Tarde de verano, tras la llamada a la puerta de las vacaciones y toca ir a la piscina, a la municipal, claro. Y no me gusta porque allí están el alumno del fondo, a la derecha, la madre que aún se empeña en hacer tutorías a pie de cloro y ola desinfectada y un sol justiciero que bombardea todas y cada una de las sombras en las que me cobijo.
Se le arrugan las yemas de los dedos a Niña Pequeña y promete, sí, absorber todo el agua para refrescarse antes de los tres pitidos y el cierre oficial por hoy de la piscina. Por si acaso, quizá porque le gusta estar sola a ratos, se acerca a la niña, a esa otra que ha venido con su madre y su hermano pequeño; tiene un nombre exótico que acompaña a su porte de hija del Nilo y unos rizos que amenazan con enredarse con el fondo de la piscina.
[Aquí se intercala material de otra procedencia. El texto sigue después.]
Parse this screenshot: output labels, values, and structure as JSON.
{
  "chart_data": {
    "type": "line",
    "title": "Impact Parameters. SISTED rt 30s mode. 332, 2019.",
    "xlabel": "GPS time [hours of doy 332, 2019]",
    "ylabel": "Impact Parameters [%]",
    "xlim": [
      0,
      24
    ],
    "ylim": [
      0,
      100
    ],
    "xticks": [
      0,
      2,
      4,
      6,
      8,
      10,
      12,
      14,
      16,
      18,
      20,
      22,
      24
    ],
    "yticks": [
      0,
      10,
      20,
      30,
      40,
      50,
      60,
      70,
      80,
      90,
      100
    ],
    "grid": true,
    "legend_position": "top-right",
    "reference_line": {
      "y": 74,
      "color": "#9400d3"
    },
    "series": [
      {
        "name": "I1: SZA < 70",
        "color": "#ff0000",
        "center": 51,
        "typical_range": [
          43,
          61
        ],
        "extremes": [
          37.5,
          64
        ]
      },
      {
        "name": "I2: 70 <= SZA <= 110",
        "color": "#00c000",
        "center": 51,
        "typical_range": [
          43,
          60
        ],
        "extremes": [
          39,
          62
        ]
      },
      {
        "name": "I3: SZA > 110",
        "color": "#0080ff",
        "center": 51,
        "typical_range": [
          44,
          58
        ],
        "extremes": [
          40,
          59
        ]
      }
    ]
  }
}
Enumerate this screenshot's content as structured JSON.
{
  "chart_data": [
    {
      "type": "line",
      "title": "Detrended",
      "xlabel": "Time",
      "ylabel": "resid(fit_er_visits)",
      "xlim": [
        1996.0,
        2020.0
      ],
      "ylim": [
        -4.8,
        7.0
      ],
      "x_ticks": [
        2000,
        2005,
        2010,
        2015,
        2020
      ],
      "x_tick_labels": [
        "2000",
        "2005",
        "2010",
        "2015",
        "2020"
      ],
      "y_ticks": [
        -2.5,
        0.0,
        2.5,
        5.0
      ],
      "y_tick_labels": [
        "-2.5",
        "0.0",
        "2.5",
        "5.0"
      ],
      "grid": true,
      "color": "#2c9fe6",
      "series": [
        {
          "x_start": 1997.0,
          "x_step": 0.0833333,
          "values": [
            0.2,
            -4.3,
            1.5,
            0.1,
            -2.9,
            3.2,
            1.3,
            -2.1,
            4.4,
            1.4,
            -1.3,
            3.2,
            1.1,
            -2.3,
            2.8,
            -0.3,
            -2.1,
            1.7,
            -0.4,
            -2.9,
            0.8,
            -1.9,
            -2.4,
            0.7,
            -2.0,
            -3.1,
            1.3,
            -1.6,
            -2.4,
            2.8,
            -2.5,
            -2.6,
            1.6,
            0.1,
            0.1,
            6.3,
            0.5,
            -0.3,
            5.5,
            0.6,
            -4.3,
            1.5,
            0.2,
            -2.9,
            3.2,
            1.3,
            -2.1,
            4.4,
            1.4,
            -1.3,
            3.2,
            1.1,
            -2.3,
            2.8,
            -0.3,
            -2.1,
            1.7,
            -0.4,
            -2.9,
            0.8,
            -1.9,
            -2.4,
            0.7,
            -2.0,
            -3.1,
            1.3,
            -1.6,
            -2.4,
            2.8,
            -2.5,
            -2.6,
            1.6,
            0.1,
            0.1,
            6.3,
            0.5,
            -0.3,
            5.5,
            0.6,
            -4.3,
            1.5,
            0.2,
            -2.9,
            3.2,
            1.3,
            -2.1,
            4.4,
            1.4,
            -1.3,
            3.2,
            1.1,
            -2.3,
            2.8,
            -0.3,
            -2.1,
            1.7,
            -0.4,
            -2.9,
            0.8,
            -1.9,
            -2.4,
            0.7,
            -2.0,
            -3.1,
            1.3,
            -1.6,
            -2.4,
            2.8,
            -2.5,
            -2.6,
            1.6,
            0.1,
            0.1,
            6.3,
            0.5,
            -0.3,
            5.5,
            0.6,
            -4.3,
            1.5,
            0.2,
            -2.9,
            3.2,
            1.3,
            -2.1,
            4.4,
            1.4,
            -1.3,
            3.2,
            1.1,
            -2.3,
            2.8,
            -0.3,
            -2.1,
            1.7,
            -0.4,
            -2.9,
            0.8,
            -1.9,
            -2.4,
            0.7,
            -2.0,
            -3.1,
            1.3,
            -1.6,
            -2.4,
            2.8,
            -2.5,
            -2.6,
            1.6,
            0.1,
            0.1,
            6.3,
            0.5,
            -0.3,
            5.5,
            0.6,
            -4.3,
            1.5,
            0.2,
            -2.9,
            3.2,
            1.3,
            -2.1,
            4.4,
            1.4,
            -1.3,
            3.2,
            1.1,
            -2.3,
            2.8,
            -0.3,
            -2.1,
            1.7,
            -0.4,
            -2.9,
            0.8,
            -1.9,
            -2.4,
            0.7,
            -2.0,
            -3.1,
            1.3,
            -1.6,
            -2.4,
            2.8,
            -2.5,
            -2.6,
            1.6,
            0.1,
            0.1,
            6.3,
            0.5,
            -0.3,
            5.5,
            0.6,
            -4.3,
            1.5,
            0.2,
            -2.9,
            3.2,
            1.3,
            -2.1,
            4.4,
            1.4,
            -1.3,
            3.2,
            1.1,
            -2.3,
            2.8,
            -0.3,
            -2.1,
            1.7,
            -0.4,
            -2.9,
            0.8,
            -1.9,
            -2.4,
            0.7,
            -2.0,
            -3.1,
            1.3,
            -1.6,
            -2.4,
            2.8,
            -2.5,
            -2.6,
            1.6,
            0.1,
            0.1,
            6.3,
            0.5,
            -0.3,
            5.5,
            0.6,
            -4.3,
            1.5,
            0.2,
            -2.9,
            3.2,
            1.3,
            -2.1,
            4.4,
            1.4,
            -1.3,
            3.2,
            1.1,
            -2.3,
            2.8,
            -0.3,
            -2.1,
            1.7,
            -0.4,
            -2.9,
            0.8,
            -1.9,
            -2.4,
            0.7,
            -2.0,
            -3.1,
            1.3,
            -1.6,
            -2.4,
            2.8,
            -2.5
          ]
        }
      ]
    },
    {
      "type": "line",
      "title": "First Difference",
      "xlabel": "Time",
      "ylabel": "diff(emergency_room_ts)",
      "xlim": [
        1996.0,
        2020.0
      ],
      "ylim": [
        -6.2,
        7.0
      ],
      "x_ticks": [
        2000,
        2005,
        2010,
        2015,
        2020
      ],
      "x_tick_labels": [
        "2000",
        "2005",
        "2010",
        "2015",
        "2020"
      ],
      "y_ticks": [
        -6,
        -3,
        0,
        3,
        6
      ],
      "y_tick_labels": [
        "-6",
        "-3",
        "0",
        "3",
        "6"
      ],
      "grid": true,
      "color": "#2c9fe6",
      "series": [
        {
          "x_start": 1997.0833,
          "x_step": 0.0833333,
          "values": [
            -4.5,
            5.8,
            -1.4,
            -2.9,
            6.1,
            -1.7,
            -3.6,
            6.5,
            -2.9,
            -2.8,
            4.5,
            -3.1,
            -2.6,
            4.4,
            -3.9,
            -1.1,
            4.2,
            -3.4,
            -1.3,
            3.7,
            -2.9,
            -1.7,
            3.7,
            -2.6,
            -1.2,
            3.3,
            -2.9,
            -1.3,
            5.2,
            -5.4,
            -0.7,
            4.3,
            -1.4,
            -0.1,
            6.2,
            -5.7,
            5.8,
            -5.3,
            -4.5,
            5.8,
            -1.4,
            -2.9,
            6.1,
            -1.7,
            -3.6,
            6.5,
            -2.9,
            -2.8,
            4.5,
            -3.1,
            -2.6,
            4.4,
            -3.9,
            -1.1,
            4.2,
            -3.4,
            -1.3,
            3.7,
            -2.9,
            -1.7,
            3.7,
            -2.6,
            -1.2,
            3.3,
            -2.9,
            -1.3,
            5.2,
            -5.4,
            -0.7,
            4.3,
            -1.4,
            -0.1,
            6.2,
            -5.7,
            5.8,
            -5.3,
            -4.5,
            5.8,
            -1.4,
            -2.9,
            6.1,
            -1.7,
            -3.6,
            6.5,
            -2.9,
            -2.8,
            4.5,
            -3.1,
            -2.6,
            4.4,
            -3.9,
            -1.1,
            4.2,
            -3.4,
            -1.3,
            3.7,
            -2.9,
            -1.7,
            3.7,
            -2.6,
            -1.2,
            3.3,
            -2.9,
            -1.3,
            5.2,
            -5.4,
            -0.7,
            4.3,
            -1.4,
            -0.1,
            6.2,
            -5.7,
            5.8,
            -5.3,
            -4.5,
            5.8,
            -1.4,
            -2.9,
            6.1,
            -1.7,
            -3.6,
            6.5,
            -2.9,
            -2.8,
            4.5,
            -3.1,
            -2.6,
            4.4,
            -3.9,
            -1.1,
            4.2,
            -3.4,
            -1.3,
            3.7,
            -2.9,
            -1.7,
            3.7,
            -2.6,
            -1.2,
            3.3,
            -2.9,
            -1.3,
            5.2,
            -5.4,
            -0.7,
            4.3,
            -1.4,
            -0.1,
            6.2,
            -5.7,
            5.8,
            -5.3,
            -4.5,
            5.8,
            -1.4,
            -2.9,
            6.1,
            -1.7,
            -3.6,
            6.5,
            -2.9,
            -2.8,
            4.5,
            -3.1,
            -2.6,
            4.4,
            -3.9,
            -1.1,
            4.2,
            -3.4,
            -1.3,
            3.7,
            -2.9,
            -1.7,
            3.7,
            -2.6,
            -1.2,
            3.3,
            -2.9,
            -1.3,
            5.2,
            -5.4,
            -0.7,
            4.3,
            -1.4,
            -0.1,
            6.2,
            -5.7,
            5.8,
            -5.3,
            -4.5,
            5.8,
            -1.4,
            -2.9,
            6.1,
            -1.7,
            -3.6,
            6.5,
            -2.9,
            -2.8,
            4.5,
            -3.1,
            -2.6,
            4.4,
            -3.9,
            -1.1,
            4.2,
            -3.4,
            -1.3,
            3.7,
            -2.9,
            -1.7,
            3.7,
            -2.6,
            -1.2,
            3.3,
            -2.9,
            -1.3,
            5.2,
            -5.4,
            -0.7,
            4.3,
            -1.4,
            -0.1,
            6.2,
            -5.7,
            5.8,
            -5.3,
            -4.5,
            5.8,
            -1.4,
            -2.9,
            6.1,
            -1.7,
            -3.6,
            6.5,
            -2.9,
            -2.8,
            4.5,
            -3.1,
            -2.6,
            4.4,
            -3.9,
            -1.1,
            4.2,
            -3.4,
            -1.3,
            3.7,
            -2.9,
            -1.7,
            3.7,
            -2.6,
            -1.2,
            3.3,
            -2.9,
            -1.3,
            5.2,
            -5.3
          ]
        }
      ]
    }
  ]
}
Se buscan las dos con la mirada, pero la apartan a la vez cuando están cerca, no sea que se note que quieren jugar juntas, pero no revueltas; Niña Pequeña se sumerge encantadora y su biquini blanco resalta en el fondo azul y la otra espera, paciente, para imitar sus movimientos dentro de su bañador negro.
Vigilo esta sombra que se va moviendo, y con ella yo, toalla, revista, libro, gafas de sol; saludo a Niña Pequeña desde la seca orilla y la animo a jugar, porque adivino que el cansancio le hará mella al final de la tarde y todo irá rodado para enroscarse en las sábanas naranjas de su cama al venir la noche.